Moore uses snow removal as an example: “For contractors in the snowbelt, removing snow has been very profitable. Unfortunately, it can also be unpredictable for both clients and contractors. Since the current economy doesn’t give anyone the luxury of taking risks, many of our clients want to amortize fixed snow contracts over 12 months rather than signing up for a per-push agreement. They know what their snow removal costs will be, and it’s good for us, too. Yes, we’re taking the home run out of the equation, but we can plug a definite number into our budget.”
“Question everything, and valuate and re-evaluate everything you’re doing,” Horn relates. “On one property, for example, we mowed vast expanses of turf with a large, out-front rider, but recently changed to a 12-foot wide-area mower that cuts our mowing time in half. You can always become more efficient. That goes for the type of equipment you use to routing strategies and reducing other direct and indirect expenses.”
Increase Your Marketing Budget
Terracare Associates doubled its sales force this year in an effort to increase its top line and be in position to grow when the market improves. “You want to be in front of everyone else,” Horn explains. “You don’t want to play catch up.”
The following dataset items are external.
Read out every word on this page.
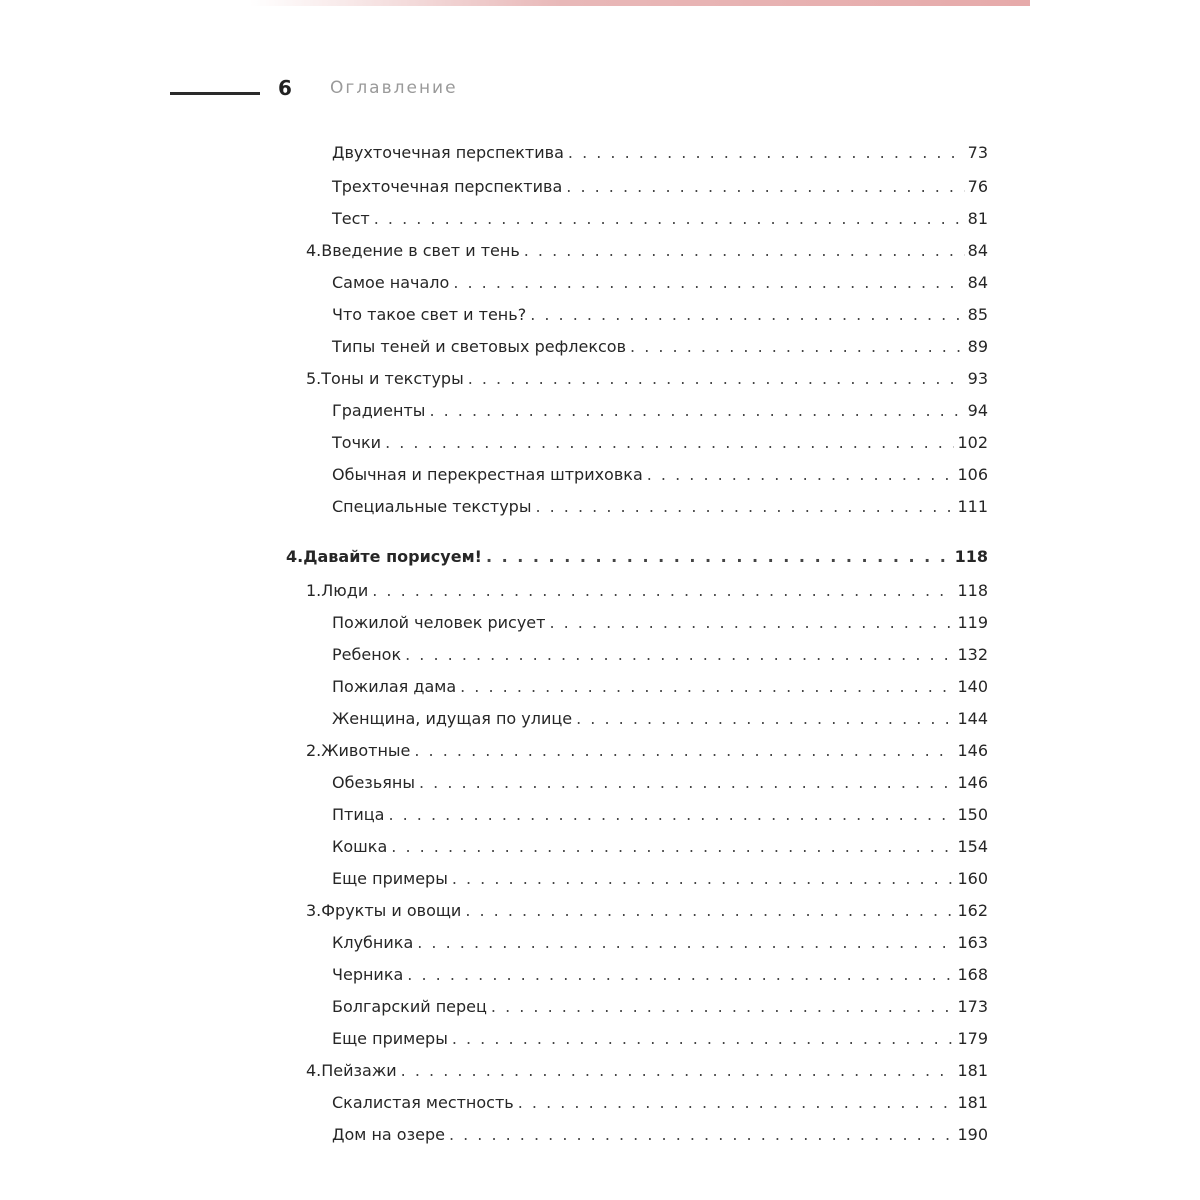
6 Оглавление
Двухточечная перспектива . . .	73
Трехточечная перспектива . . .	76
Тест . . .	81
4. Введение в свет и тень . . .	84
Самое начало . . .	84
Что такое свет и тень? . . .	85
Типы теней и световых рефлексов . . .	89
5. Тоны и текстуры . . .	93
Градиенты . . .	94
Точки . . .	102
Обычная и перекрестная штриховка . . .	106
Специальные текстуры . . .	111
4. Давайте порисуем! . . .	118
1. Люди . . .	118
Пожилой человек рисует . . .	119
Ребенок . . .	132
Пожилая дама . . .	140
Женщина, идущая по улице . . .	144
2. Животные . . .	146
Обезьяны . . .	146
Птица . . .	150
Кошка . . .	154
Еще примеры . . .	160
3. Фрукты и овощи . . .	162
Клубника . . .	163
Черника . . .	168
Болгарский перец . . .	173
Еще примеры . . .	179
4. Пейзажи . . .	181
Скалистая местность . . .	181
Дом на озере . . .	190
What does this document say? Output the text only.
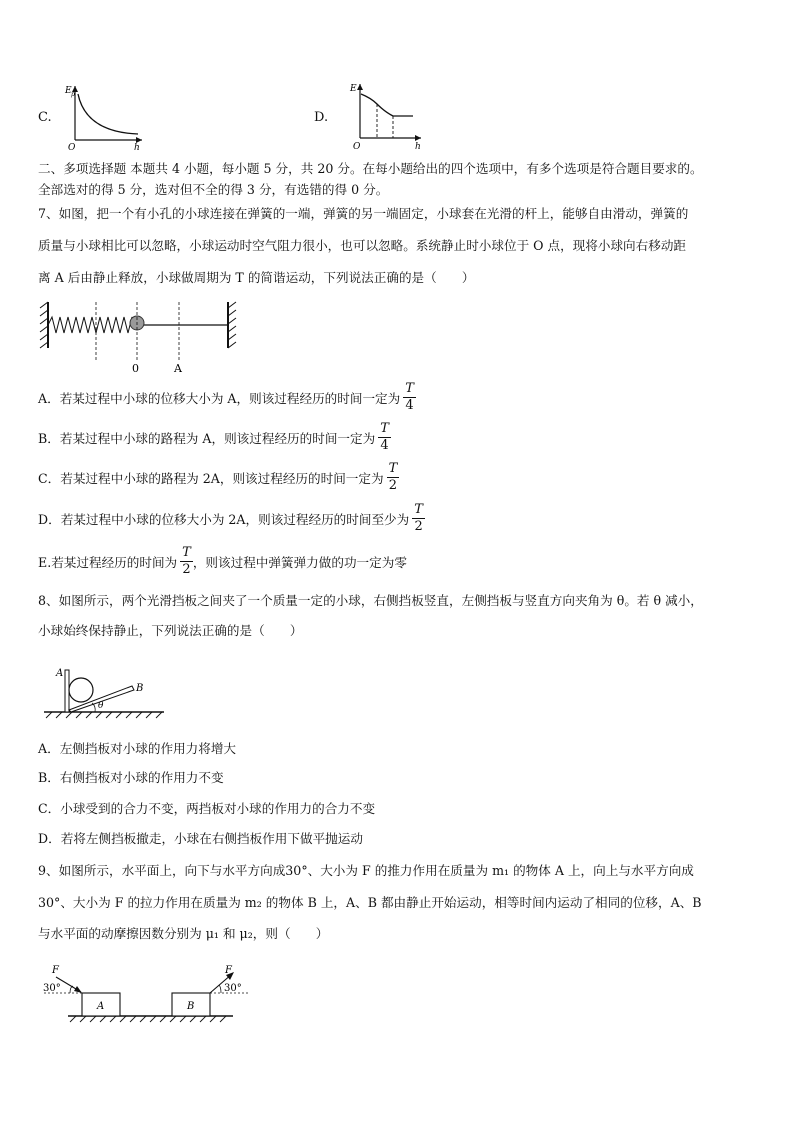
C.
E p
O	h
D.
E
O	h
二、多项选择题 本题共 4 小题，每小题 5 分，共 20 分。在每小题给出的四个选项中，有多个选项是符合题目要求的。
全部选对的得 5 分，选对但不全的得 3 分，有选错的得 0 分。
7、如图，把一个有小孔的小球连接在弹簧的一端，弹簧的另一端固定，小球套在光滑的杆上，能够自由滑动，弹簧的
质量与小球相比可以忽略，小球运动时空气阻力很小，也可以忽略。系统静止时小球位于 O 点，现将小球向右移动距
离 A 后由静止释放，小球做周期为 T 的简谐运动，下列说法正确的是（　　）
0	A
A．若某过程中小球的位移大小为 A，则该过程经历的时间一定为 $\frac{T}{4}$
B．若某过程中小球的路程为 A，则该过程经历的时间一定为 $\frac{T}{4}$
C．若某过程中小球的路程为 2A，则该过程经历的时间一定为 $\frac{T}{2}$
D．若某过程中小球的位移大小为 2A，则该过程经历的时间至少为 $\frac{T}{2}$
E.若某过程经历的时间为 $\frac{T}{2}$ ，则该过程中弹簧弹力做的功一定为零
8、如图所示，两个光滑挡板之间夹了一个质量一定的小球，右侧挡板竖直，左侧挡板与竖直方向夹角为 θ。若 θ 减小，
小球始终保持静止，下列说法正确的是（　　）
A
B
θ
A．左侧挡板对小球的作用力将增大
B．右侧挡板对小球的作用力不变
C．小球受到的合力不变，两挡板对小球的作用力的合力不变
D．若将左侧挡板撤走，小球在右侧挡板作用下做平抛运动
9、如图所示，水平面上，向下与水平方向成30°、大小为 F 的推力作用在质量为 m₁ 的物体 A 上，向上与水平方向成
30°、大小为 F 的拉力作用在质量为 m₂ 的物体 B 上，A、B 都由静止开始运动，相等时间内运动了相同的位移，A、B
与水平面的动摩擦因数分别为 μ₁ 和 μ₂，则（　　）
F
30°
A
F
30°
B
Present a Professional Image
As Moore points out, customers still want value, but at a lower price point. They want licensed and trained professionals on their properties. “Delivering value and settling for lower profit margins are mutually exclusive,” he emphasizes. “We expect to maintain our profitability in 2011, which will allow us to continue to train and take care of our employees and provide the value our customers expect.”
Both Horn and Moore point out how important it is to continue to participate in community service projects. “The community needs your support now more than ever,” they emphasize. “Give and it will come back tenfold.”
When implemented correctly, right-sizing crews can prove to be the quickest way to make a dramatic impact on a maintenance division’s bottom line. Here are some things to consider.
Big crews are often less efficient. With a five-man crew, you might have one guy mowing, two trimming, and two edging and blowing. But with that many guys, it’s harder to pinpoint where any inefficiencies are. When one guy is is mowing, one is trimming, and one is edging and blowing, you can go directly to the source when a certain task doesn’t get completed within the allotted time. It’s all about accountability. Furthermore, smaller crews will result in less tripping over one another on the job, and less dollars down the drain via windshield time.
Sometimes two crews are better than one. If you have a three-man crew assigned to small or medium-sized properties, you could make it a two-man crew. Then, take that third guy and put him solo on your smaller properties that require less than one man-hour to complete. If implemented correctly with smart job sequencing, this could result in big efficiency gains.
Small crews can still handle big jobs. I know what you’re thinking: Smaller crews can’t handle jobs that require 25 to 30 man-hours. You’re probably right. But why not have two small crews gang up on that big property? Could two crews show up bright and early to knock out the mowing? Then, one crew heads off to another property while the second crew sticks around to trim and blow? Explore your options and talk it over with the client.
Overcoming staff resistance. There’s a good chance that your employees will become a bit uneasy when you suggest the downsizing of crews. Call a company meeting at a relaxed venue, such as a company picnic, to introduce the concept. Explain the rationale. Explain how it will help make the company more competitive. Tie it all back to how it benefits the employees because they’ll have more job security—if they continue doing a good job—and can eventually make more money.